The provision of relatable role models is one of our key aims for the NPWLive event, as more than ever, many of us will be in need of mentoring and encouragement to use our voices and be heard. When asked what we can do to empower people to use their voice, Sally spoke of how “it’s more a question of encouraging people to speak up, and giving them the confidence to share their stories around how they’ve been positively impacted”. Sally then went on to share some shocking statistics around just how early young people begin to worry about their working lives. “46% of 11 year olds worry about what job they’ll do as an adult, which rises to an incredible 65% at the age of 15”. Luckily, Future First are working to combat this early on-set of work related worry through the creation of these alumni communities. The need for these communities is highlighted in the fact that “71% of people said that it would be really helpful if they could meet students that went to their school, they could talk to them about what they did after education, and in their jobs”.

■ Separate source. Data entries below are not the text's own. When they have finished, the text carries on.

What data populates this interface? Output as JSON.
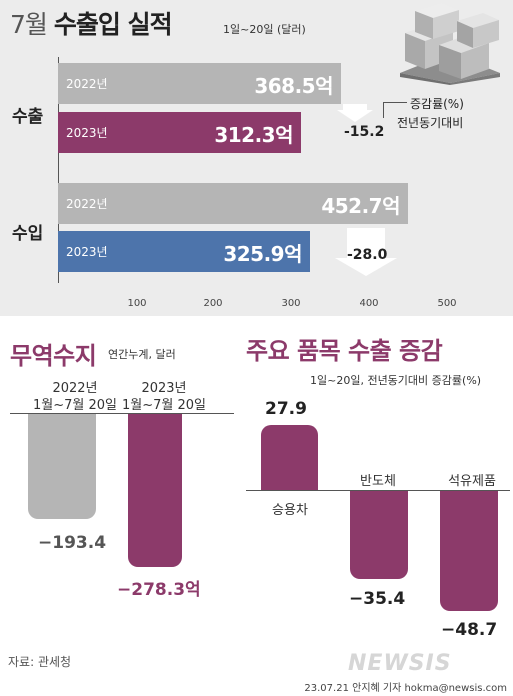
{
  "title_month": "7월",
  "title_rest": "수출입 실적",
  "subtitle": "1일~20일 (달러)",
  "colors": {
    "gray_bar": "#b5b5b5",
    "purple": "#8c3a6a",
    "blue": "#4d74ab",
    "panel": "#ececec"
  },
  "trade": {
    "export_label": "수출",
    "import_label": "수입",
    "legend_line1": "증감률(%)",
    "legend_line2": "전년동기대비",
    "x_ticks": [
      "100",
      "200",
      "300",
      "400",
      "500"
    ],
    "bars": {
      "export_2022": {
        "year": "2022년",
        "value_label": "368.5억"
      },
      "export_2023": {
        "year": "2023년",
        "value_label": "312.3억"
      },
      "import_2022": {
        "year": "2022년",
        "value_label": "452.7억"
      },
      "import_2023": {
        "year": "2023년",
        "value_label": "325.9억"
      }
    },
    "export_change": "-15.2",
    "import_change": "-28.0"
  },
  "balance": {
    "title": "무역수지",
    "unit": "연간누계, 달러",
    "bar1": {
      "line1": "2022년",
      "line2": "1월~7월 20일",
      "value_label": "−193.4"
    },
    "bar2": {
      "line1": "2023년",
      "line2": "1월~7월 20일",
      "value_label": "−278.3억"
    }
  },
  "items": {
    "title": "주요 품목 수출 증감",
    "subtitle": "1일~20일, 전년동기대비 증감률(%)",
    "car": {
      "label": "승용차",
      "value_label": "27.9"
    },
    "chip": {
      "label": "반도체",
      "value_label": "−35.4"
    },
    "petro": {
      "label": "석유제품",
      "value_label": "−48.7"
    }
  },
  "source": "자료: 관세청",
  "credit": "23.07.21 안지혜 기자 hokma@newsis.com",
  "watermark": "NEWSIS",
  "chart_data": [
    {
      "type": "bar",
      "title": "7월 수출입 실적",
      "subtitle": "1일~20일 (달러)",
      "categories": [
        "수출",
        "수입"
      ],
      "series": [
        {
          "name": "2022년",
          "values": [
            368.5,
            452.7
          ]
        },
        {
          "name": "2023년",
          "values": [
            312.3,
            325.9
          ]
        }
      ],
      "xlim": [
        0,
        540
      ],
      "x_ticks": [
        100,
        200,
        300,
        400,
        500
      ],
      "annotations": [
        "-15.2",
        "-28.0"
      ]
    },
    {
      "type": "bar",
      "title": "무역수지",
      "categories": [
        "2022년 1월~7월 20일",
        "2023년 1월~7월 20일"
      ],
      "values": [
        -193.4,
        -278.3
      ]
    },
    {
      "type": "bar",
      "title": "주요 품목 수출 증감",
      "categories": [
        "승용차",
        "반도체",
        "석유제품"
      ],
      "values": [
        27.9,
        -35.4,
        -48.7
      ]
    }
  ]
}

Sally summarised the importance of events such as NPWLive, and the involvement of organisations like Future First, stating that “inequalities don’t just stop because there’s a pandemic. In fact, educational inequality has widened, which is why Future First is delighted to be working with Northern Power Women and sponsoring the carousel networking event. It’s just a great thing to be involved with. Ultimately, NPWLive is all about amplifying voices, creating opportunities, getting everyone to feel like they can get involved and belong. Never have we needed this more, particularly for young people”.